Scottish independence could boost London property market
If Scotland's banks make good on promises to move to British capital, housing demand set to benefit after recent cooling, says Rightmove
London's property market could benefit if Scotland votes for independence and some financial institutions decide to relocate to Britain, according to Rightmove.
London would be a "logical destination, creating extra employment and knock-on demand for homes", the property website operator said in its monthly house-price survey on Monday. The report showed asking prices for homes in the capital rose 0.9 per cent in September from August, ending three months of declines.
Royal Bank of Scotland Group and Lloyds Banking Group said last week that they plan to move their legal bases to England if Scotland votes for independence tomorrow. The latest polls show the referendum result is too close to call.
"Whilst it's all speculation at present, the drop-off in foreign-based buyers could be replaced in part by individuals and companies moving out of an independent Scotland," said Miles Shipside, a director at Rightmove. "Their funds and target price brackets may not be as high as those of overseas investors, but could they nevertheless put a further strain on the capital's limited housing supply?"
London's property market has shown signs of cooling in recent months and Rightmove said that average asking prices in the capital are now 5.9 per cent below their peak in May. The slowdown is partly related a surge in prices since early last year that stretched affordability. In addition, foreign buyers were hit with tax increases and a strengthening pound.
Rightmove also said that average asking prices for homes in England and Wales increased 0.9 per cent this month from last month and were up 7.9 per cent from a year earlier. In London, asking prices reached £557,792 (HK$7.03 million), more than double the British average, after rising 13 per cent over the past year.
On a national level, there is a risk that Scottish independence could unsettle consumers and disrupt the housing market, Rightmove said.

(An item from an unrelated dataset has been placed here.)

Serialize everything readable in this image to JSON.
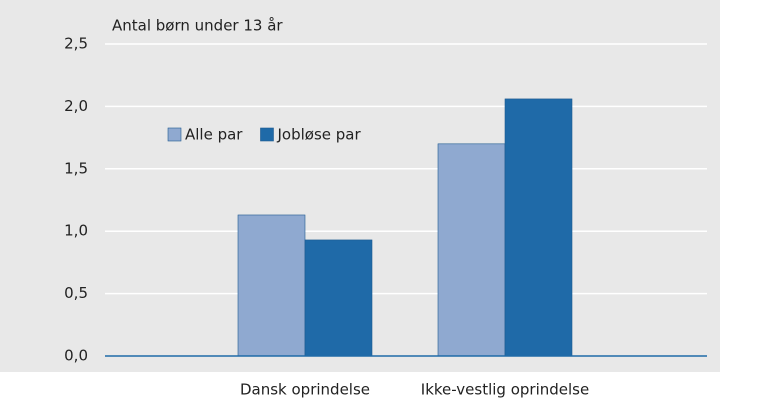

The "possible implications for the economic outlook for the rest of the UK could cause uncertainty in the minds of potential home-movers contemplating a large long-term financial commitment," Shipside said. "Should the independence vote win the day, then there could be months of uncertainty with the forthcoming general election causing further disruption."
Price gap widens
The gap between London house prices and the rest of Britain has widened to the most in at least two decades after a surge in values in the capital over the past year.
Acadata and LSL Property Services said the average price in London is now £473,893 (HK$5.97 million), which compares with £185,496 in the rest of the country. That is the biggest gap since the Acadata records began in 1995.
London property led the recovery in the British housing market over the past year, with values rising about 20 per cent, twice the national average. As rampant inflation pushed more buyers in the capital to take out larger mortgages, the Bank of England put curbs on risky lending in June to prevent a buildup of consumer debt.
"What's happening in London may be eye-catching, but it is akin to looking through a kaleidoscope and skews any view of the current total housing landscape," said Richard Sexton, director of e.surv chartered surveyors, part of LSL. "Peeling back the regional layers gives a much more informed view of the core reality of the current housing market."
LSL estimates that home sales will total about 920,000 this year. While that would be the most in seven years, it is still lower than any of the years from 1996 to 2007. There are signs that London's housing market is cooling as buyers start to resist higher prices.